Personal information
- Full name: Richard Phillip Hodson
- Born: 26 April 1951 (age 75) Horbury, Yorkshire, England
- Batting: Right-handed
- Bowling: Right-arm medium
- Relations: Will Hodson (son) Tony Greig (brother-in-law) Ian Greig (brother-in-law)

Domestic team information
- 1971–1973: Cambridge University

Career statistics
| Competition | First-class | List A |
| Matches | 19 | 4 |
| Runs scored | 687 | 61 |
| Batting average | 20.81 | 15.25 |
| 100s/50s | 1/2 | 0/0 |
| Top score | 111 | 27 |
| Balls bowled | 1,845 | 12 |
| Wickets | 29 | 0 |
| Bowling average | 26.41 | – |
| 5 wickets in innings | 0 | – |
| 10 wickets in match | 0 | – |
| Best bowling | 4/54 | – |
| Catches/stumpings | 8/– | 0/– |
- Source: Cricinfo, 12 August 2020

= Phillip Hodson (cricketer) =

English cricketer and cricket administrator (born 1951)

Richard Phillip Hodson (born 26 April 1951) is an English former first-class cricketer, cricket administrator and businessman.

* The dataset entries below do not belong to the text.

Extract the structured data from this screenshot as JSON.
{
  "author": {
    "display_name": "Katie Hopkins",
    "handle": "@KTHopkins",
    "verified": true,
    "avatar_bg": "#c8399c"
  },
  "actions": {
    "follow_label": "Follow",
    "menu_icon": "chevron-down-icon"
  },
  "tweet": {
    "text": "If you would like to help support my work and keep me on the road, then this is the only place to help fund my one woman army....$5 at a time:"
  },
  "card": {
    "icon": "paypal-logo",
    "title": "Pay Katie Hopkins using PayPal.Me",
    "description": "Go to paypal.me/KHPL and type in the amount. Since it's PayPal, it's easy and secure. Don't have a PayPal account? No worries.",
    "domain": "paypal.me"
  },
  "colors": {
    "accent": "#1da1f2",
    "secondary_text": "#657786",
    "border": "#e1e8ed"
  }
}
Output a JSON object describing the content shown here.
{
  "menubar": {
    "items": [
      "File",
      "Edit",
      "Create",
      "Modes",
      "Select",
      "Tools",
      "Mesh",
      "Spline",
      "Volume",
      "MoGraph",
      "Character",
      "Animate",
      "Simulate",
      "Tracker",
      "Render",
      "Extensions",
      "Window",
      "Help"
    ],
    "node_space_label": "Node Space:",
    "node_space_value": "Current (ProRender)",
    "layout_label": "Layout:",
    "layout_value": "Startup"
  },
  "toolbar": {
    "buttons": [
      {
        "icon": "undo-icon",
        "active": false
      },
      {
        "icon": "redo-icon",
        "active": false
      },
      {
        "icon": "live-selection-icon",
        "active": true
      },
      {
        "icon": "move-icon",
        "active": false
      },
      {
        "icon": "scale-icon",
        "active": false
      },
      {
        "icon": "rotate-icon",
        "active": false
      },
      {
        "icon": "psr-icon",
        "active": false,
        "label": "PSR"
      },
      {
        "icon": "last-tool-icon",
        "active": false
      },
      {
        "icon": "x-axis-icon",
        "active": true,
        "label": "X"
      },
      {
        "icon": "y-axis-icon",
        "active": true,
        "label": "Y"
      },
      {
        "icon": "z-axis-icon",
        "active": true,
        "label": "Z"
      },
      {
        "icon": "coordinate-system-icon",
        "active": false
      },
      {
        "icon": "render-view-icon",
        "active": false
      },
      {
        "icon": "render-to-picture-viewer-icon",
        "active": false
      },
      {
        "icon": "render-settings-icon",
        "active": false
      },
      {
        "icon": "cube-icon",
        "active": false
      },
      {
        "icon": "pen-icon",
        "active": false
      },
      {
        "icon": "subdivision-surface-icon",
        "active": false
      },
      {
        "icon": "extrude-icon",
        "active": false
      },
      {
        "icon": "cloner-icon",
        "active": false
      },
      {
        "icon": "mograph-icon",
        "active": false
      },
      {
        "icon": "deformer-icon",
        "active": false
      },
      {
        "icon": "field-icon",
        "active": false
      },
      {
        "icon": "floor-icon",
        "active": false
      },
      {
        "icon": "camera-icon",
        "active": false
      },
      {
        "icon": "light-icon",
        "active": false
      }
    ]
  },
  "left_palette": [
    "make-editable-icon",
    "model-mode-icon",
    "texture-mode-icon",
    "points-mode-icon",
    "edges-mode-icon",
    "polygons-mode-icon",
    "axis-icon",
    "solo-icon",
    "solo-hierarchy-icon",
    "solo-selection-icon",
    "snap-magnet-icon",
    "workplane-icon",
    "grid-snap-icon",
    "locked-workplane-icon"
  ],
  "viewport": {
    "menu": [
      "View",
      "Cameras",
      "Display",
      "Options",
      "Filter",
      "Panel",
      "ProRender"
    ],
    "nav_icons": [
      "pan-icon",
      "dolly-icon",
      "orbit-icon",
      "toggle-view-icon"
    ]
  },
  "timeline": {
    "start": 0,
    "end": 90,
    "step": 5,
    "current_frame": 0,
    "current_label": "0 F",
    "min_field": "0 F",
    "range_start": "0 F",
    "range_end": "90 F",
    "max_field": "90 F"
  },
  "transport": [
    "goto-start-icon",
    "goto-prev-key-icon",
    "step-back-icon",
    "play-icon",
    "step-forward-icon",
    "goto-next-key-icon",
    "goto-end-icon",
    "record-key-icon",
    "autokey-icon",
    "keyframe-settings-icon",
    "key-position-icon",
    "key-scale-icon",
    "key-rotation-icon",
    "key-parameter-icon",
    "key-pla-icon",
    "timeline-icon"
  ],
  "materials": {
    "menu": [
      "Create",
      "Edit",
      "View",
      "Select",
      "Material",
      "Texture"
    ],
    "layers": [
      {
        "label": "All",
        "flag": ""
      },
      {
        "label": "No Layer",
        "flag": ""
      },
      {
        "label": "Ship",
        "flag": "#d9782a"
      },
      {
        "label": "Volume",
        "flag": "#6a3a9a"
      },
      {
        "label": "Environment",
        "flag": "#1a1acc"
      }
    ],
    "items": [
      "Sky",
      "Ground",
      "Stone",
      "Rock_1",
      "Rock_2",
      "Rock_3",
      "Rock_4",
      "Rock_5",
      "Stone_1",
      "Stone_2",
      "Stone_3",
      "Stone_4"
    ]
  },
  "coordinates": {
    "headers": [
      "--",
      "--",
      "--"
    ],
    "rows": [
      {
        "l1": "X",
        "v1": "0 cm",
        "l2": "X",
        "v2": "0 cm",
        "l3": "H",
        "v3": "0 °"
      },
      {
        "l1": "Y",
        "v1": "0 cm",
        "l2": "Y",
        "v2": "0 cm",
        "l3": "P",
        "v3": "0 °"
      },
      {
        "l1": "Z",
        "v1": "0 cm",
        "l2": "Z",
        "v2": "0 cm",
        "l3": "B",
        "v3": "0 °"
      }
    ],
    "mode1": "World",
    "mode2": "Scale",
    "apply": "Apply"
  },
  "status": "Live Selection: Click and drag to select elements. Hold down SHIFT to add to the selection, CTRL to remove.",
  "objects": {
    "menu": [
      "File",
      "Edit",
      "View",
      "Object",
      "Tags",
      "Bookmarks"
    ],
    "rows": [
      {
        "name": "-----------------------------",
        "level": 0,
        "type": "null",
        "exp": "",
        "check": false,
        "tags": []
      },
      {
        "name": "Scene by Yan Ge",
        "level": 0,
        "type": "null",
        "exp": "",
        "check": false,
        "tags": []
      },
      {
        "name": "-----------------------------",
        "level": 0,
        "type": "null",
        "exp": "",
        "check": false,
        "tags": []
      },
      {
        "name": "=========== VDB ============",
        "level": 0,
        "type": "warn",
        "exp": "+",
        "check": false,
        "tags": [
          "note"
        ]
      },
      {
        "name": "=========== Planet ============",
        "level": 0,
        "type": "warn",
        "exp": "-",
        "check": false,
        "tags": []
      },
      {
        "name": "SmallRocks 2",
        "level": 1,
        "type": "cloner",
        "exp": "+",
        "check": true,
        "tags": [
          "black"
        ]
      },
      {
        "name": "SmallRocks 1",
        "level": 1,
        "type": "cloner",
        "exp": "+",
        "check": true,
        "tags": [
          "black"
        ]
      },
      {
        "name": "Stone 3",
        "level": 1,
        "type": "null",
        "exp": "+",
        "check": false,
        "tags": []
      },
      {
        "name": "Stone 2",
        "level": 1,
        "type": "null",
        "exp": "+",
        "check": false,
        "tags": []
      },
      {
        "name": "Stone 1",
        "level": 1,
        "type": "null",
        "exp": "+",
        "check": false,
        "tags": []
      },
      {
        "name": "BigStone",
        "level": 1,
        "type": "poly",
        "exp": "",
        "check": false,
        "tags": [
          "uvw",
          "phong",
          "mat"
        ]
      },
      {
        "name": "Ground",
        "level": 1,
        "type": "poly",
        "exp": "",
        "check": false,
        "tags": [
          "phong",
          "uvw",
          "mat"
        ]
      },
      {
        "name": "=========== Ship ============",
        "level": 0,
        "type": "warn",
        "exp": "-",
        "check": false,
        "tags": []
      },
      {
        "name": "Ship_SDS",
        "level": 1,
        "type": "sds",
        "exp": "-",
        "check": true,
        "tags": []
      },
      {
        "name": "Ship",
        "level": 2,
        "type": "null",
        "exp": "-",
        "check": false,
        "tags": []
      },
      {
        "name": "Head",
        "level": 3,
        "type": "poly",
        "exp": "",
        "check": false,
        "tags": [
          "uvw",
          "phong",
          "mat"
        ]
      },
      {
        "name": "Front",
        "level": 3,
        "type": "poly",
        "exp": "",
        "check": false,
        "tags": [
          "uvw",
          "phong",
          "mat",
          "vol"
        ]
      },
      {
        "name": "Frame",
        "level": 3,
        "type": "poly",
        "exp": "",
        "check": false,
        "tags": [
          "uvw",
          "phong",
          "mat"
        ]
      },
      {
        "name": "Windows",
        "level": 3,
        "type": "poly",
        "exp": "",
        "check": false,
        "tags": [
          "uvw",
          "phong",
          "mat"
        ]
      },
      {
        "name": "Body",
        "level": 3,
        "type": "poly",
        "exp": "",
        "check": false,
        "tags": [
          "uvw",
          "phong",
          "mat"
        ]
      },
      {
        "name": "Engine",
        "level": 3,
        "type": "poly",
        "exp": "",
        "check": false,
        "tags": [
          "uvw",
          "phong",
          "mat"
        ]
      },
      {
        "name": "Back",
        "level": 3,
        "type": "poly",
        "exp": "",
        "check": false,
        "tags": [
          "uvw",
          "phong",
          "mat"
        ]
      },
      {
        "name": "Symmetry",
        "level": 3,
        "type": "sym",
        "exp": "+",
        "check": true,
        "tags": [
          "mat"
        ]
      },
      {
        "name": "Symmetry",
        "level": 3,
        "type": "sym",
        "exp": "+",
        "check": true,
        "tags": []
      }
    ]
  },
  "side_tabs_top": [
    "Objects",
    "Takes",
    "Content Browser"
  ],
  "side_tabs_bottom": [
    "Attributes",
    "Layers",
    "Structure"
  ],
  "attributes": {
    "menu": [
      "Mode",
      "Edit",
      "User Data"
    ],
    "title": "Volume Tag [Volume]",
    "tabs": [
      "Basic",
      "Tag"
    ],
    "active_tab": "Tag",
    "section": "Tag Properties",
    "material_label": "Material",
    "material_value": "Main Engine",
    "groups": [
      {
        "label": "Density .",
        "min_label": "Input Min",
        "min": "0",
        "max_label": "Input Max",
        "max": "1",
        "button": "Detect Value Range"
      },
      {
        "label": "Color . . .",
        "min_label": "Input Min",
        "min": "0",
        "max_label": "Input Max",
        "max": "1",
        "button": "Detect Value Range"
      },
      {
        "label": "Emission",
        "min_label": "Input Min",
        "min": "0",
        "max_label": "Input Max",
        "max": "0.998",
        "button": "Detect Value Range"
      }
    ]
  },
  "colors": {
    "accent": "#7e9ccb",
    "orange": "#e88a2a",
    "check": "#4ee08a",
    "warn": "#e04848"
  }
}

Hodson was born at Horbury in April 1951. He was educated in Wakefield at Queen Elizabeth Grammar School, before going up to Downing College, Cambridge. While studying at Cambridge, he played first-class cricket for Cambridge University, making his debut against Surrey in 1971. Hodson played first-class cricket for Cambridge until 1973, making eighteen appearances. An all-rounder, he scored 677 runs in his eighteen matches at an average of 21.15. He scored one century for Cambridge, making 111 against Kent in 1973. With his right-arm medium pace bowling he took 26 wickets at a bowling average of 26.80, with best figures of 4 for 54. In addition to playing first-class cricket for Cambridge, he also made a single appearance for a combined Oxford and Cambridge Universities cricket team against the touring New Zealanders at Fenner's in 1973. Hodson also played List A one-day cricket for Cambridge University in the 1972 Benson & Hedges Cup, making four appearances.

After graduating from Cambridge, Hodson made regular appearances for the Yorkshire seconds, but did not feature for the first eleven. Away from cricket, he started a small business in 1977 and progressed to become the chief executive of The Oval Group, one of largest privately owned corporate insurance brokers in the United Kingdom. He was appointed president of the Marylebone Cricket Club in 2011, succeeding Christopher Martin-Jenkins. He was the first Yorkshireman to be MCC president since Sir William Worsley fifty years previously.

Hodson is married to Sally Ann Hodson (née Greig), the sister of the England cricketers Tony and Ian Greig. Their son Will has played cricket at first-class level.